Ses révélations, recueillies à partir de la mi-décembre, ont fourni des informations précieuses sur la préparation d’un double assassinat commis, en plein jour, le 5 décembre, à l’aéroport de Bastia. Elles lèvent également le voile sur des aspects inédits du fonctionnement interne du grand banditisme français et posent des questions sur les liens pouvant exister entre voyous et policiers.

En théorie, ce nouveau repenti, Philippe M. n’avait rien à faire dans cet univers criminel. Il a travaillé pour l’association des maires de France dans les années 2000 puis au cabinet d’un maire de banlieue avant de notamment tenter une carrière politique comme suppléant d’une candidate UMP aux législatives de 2012, finalement battue.

« On tourne un film »

Son chemin va dévier en février 2017. Alors qu’il séjourne quelques jours dans une résidence hôtelière à La Baule (Loire-Atlantique), il fait la connaissance de Jacques Mariani. Héritier d’un baron de la Brise de mer, clan mafieux insulaire qui a régné pendant près de trente ans, ce criminel de haut rang purge, alors, en travaillant à l’accueil, une fin de peine en régime aménagé sous bracelet électronique. Les deux hommes sympathisent et Mariani lui présente l’un de ses proches, Christophe Guazelli, fils d’un autre baron de la Brise de mer.

Le trio déjeune souvent chez Cocoche, un restaurant de La Baule.
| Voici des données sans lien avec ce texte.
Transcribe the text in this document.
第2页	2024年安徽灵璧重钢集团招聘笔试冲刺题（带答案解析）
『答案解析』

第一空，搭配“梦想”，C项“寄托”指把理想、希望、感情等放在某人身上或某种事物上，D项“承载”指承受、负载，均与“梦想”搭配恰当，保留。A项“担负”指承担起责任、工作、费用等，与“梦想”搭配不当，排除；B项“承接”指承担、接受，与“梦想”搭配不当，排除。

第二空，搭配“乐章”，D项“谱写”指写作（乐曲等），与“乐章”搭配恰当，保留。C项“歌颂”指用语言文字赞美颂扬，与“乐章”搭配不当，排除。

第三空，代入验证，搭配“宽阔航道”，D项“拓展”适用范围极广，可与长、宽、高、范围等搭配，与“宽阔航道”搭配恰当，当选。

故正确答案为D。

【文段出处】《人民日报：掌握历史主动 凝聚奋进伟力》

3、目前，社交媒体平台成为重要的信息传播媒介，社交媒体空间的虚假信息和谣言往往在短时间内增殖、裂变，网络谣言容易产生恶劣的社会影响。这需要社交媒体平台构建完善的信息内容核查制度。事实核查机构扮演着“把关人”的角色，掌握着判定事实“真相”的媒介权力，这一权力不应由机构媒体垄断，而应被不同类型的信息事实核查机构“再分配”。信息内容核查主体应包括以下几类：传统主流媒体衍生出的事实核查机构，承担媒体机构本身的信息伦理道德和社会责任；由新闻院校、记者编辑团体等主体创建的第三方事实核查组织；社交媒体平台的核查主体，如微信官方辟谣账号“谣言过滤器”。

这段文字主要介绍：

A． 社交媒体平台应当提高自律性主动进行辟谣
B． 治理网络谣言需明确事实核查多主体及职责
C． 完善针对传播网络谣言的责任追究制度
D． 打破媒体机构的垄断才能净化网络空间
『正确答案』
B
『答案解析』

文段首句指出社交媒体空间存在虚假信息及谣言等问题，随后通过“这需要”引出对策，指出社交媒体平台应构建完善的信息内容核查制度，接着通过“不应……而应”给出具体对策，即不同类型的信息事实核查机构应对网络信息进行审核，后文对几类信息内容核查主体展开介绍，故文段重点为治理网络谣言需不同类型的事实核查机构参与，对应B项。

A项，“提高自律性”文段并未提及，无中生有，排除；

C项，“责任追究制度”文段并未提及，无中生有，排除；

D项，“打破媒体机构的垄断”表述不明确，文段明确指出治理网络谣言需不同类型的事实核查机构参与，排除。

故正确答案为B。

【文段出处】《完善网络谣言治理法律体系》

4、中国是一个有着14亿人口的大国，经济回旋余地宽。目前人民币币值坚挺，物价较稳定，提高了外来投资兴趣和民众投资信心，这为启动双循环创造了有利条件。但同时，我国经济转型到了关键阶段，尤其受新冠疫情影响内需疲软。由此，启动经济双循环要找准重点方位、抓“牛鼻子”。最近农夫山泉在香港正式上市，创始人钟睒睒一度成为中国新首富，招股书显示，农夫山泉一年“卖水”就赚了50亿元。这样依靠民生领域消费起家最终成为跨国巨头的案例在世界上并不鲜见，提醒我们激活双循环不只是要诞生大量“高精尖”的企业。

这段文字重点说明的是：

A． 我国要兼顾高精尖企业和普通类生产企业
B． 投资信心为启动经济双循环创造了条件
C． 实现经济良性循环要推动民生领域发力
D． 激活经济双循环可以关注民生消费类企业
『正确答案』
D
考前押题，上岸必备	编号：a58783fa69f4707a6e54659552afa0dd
Philippe M. et son épouse aident Jacques Mariani dans ses démarches administratives et fréquentent sa famille quand elle vient, fin mars, dans la région. Début avril, sous couvert d’un investissement très rentable dans un projet im- mobilier en Allemagne, l’homme emprunte 75 000 euros en espèces à Mariani. Mais les fonds, qui lui sont remis par un inconnu, au bar du Méridien à Paris, vont vite s’évaporer. Le contact, à Dortmund en Allemagne, a disparu avec l’argent.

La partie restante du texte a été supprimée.